WATERTOWN — Games are like machines, it takes multiple parts to make one work. There are the players, then there are coaches, trainers, ball boys, the chain gang for football and, of course — the officials.
Playing high school sports safely amid the COVID-19 pandemic doesn’t refer only to players, coaches and fans. One of the groups most at risk is referees.
According to Bob Vancoughnett, the president of the Watertown Chapter of Certified Football Officials, safety has been a hot topic among the football officials going into this season. Like players and coaches, officials will be utilizing personal protective equipment, and possibly adjusting their pre- and post-game routines to reduce contact and the chances of infection.

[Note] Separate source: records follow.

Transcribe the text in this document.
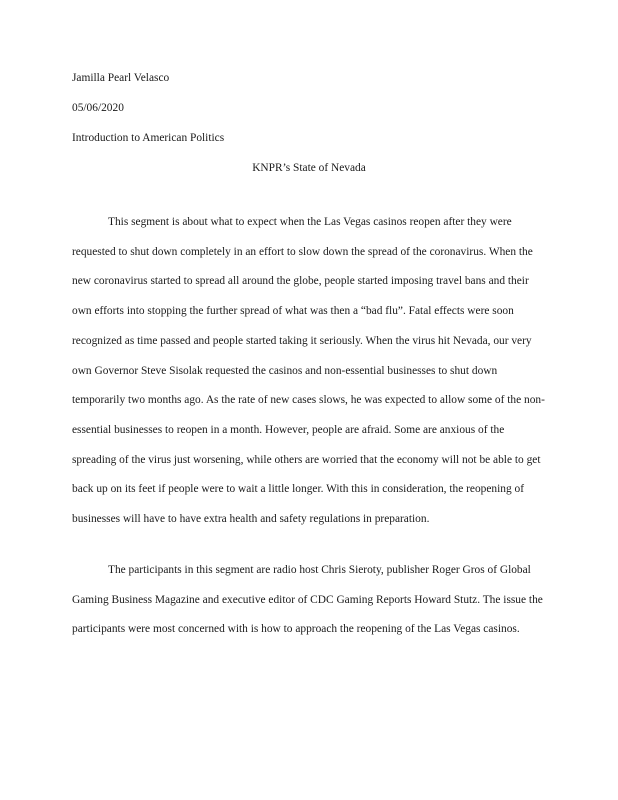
Jamilla Pearl Velasco
05/06/2020
Introduction to American Politics
KNPR’s State of Nevada
This segment is about what to expect when the Las Vegas casinos reopen after they were requested to shut down completely in an effort to slow down the spread of the coronavirus. When the new coronavirus started to spread all around the globe, people started imposing travel bans and their own efforts into stopping the further spread of what was then a “bad flu”. Fatal effects were soon recognized as time passed and people started taking it seriously. When the virus hit Nevada, our very own Governor Steve Sisolak requested the casinos and non-essential businesses to shut down temporarily two months ago. As the rate of new cases slows, he was expected to allow some of the non-essential businesses to reopen in a month. However, people are afraid. Some are anxious of the spreading of the virus just worsening, while others are worried that the economy will not be able to get back up on its feet if people were to wait a little longer. With this in consideration, the reopening of businesses will have to have extra health and safety regulations in preparation.
The participants in this segment are radio host Chris Sieroty, publisher Roger Gros of Global Gaming Business Magazine and executive editor of CDC Gaming Reports Howard Stutz. The issue the participants were most concerned with is how to approach the reopening of the Las Vegas casinos.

“We currently have a committee convened to discuss just that,” Vancoughnett said. “A number of different things have been approved by the state and handed down as options, one of which is the use of electric whistles, so we don’t have to put a whistle in our mouth, the air and the discharge from the whistle can become a problem. Face shields, they’ve talked at the state level about allowing face shields to go on the officials’ hats, to work as a barrier, face masks are always an option.”
But even with precautions in place, a number of football officials in the Watertown chapter have decided that they won’t be spending their Friday nights on high school fields. While many officials are older, Vancoughnett said their decisions aren’t solely based on health.
“The other very real problem, in the event of an exposure, even if you don’t get sick, if you’re required to quarantine, what does that do to your livelihood, their jobs?” Vancoughnett said. “We’ve had a couple of officials, not only in our area but across the state, have elected to step back and say ‘Geez, I just can’t afford to miss 14 days of work if there’s an exposure.’ For a recreation that they love, they can’t justify it.”
The lack of high school officials is a dire situation across the country and the Watertown chapter, with territory stretching from Sandy Creek up to Alexandria Bay and Philadelphia, isn’t an exception. Not only could Watertown have more officials opt out this fall, the chapter hasn’t been able to recruit as easily as past years.
“We’ve had three or four that have braved the issue and have been present at our meetings and intend to continue on with us as far as I know,” Vancoughnett said. “So, we’re blessed to have those guys coming in, in the face of this thing, they don’t even know if they’re going to have a season.”
“We are going forward at the urging of the state and the sections,” Vancoughnett added.
Ed Murphy has been officiating high school football since 2010 and plans to do the same again this season if the games remain traditional 11-on-11. If New York follows Vermont’s lead and elects to play 7-on-7 football — an option that has not been mentioned publicly and appears unlikely — he would most likely opt out.
“For football, I think I would just need to get back in shape,” said Murphy, who also officiates baseball but there was no high school baseball season last spring. “That’s how I’ve been looking at it. When baseball season progresses into football season, it’s a nice thing for me because I’m limbered up, or whatever.”
A lack of officials will inevitably result in receiving help from neighboring chapters in Syracuse and St. Lawrence County, something that isn’t uncommon even before the pandemic. There still remains the possibility not enough officials to work a full night of football games.
“We work five men on a varsity game, the other games, the JVs or the modifieds, the schools will elect to use fewer, which is fine, but it may affect the coverage at home games. We may not have enough officials to cover a full slate on any given night,” Vancoughnett said. “I’m sure the schools will cooperate with us, they’ll be understanding and we’ll just have to work it out. If somebody plays a Saturday game instead of a Friday game, or even a Thursday game.”
For all officials in all sports, the desire to officiate comes mostly from a passion for the sport and a desire to help students pursue athletic accomplishments. The money that comes with it isn’t the primary reason for moonlight as referees.
For Mike Macaulay, a Section 10 boys and girls soccer referee, the money helps out a little.
“Usually in baseball I make enough money to pay for my school taxes,” Macaulay said. “Soccer gets me about the same for my town taxes. I know some (officials) rely on it. Mine just helps offset the taxes.”
The state has allowed practice to begin for all fall sports except football and volleyball Sept. 21. After a required number of practices, soccer referees, along with those who officiate field hockey, tennis, golf and cross country, will have the chance to take the field starting in early October.
But to Bob Devins, a cross country official, former Malone track coach and current member of the Canton school board, the path to a full, safe season, isn’t entirely clear.
“At this stage I have more questions than answers,” Devins said. “I’ve heard we can start on the 21st, but so far we’ve had no guidance from the state official’s association what things will look like.”
Vancoughnett believes there will be a clearer understanding of how this fall season will work following Labor Day weekend. The New York State Public High School Athletic Association is expected to release a return-to-athletics document today that will address many of the concerns that coaches, players and officials have expressed.
Times sportswriter Cap Carey contributed to this report.